Ici nous fuions les champs de grandes cultures tels que le maïs qui est enrobé de pesticides et dont le pollen trés protéïné est souvent stocké dans la ruche, servant de nourriture aux larves en entrée et sortie d'hiver. Celà est cause d'intoxication massive. Les cultures traditionnelles de pommiers sont aussi fortement traitées et causent beaucoup de pertes à cette période. Pour l'instant, seules quatres ruches sont mortes dans l'hiver : une à cause d'un oiseau qui est entré faire sont nid dans la ruche, une autre pillée par une souris et deux qui dont la reine est morte et qui n'ont pas pu en fabriquer une autre viable (trace de cellule royale).

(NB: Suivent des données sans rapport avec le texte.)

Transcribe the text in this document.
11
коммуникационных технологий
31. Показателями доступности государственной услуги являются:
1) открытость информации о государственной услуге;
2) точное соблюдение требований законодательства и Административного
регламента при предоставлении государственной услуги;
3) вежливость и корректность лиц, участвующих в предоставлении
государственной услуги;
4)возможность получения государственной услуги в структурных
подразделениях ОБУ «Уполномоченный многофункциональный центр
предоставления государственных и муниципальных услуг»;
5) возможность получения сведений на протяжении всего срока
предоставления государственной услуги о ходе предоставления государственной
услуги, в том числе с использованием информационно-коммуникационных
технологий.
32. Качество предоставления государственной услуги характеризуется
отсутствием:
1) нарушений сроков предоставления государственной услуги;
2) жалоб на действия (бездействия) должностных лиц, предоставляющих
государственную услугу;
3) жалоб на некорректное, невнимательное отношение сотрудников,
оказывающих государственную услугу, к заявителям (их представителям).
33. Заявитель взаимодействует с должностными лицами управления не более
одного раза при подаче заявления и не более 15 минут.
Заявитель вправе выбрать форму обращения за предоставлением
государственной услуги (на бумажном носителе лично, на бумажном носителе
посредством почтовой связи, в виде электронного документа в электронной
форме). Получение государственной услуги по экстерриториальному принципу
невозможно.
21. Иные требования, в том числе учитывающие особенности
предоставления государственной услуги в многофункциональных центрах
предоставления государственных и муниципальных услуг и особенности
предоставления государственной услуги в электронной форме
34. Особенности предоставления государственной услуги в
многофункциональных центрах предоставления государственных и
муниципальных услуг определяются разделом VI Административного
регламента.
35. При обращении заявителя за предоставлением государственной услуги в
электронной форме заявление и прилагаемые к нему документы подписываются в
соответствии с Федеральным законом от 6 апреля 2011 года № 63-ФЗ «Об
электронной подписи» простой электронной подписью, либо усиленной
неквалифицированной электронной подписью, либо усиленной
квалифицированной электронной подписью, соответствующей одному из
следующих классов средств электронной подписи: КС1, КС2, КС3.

Nos choix de fuire les cultures sont donc payants mais aditionnés à ces 1 ou 2 % de pertes hivernales pures il faut ajouter le nombre de ruches bourdonneuses qui reflète un problème de fécondation (observé chez bien d'autres animaux). Plus quelques ruches orphelines dont la reine est morte, et nous arrivons à 10% de pertes. Même si le "paysan" râle tout le temps, c'est un bon résultat au regard des 30% de moyenne nationale (certains dépassant les 50%).

Bon ce n'est résultat provisoire car il y a encore la moitié du cheptel à contôler cette semaine si le temps le permet. Disons que la saison se présente bien même si on craint toujours une dégradation de la météo qui causerait de gros dégats vu l'avancement de la végétation.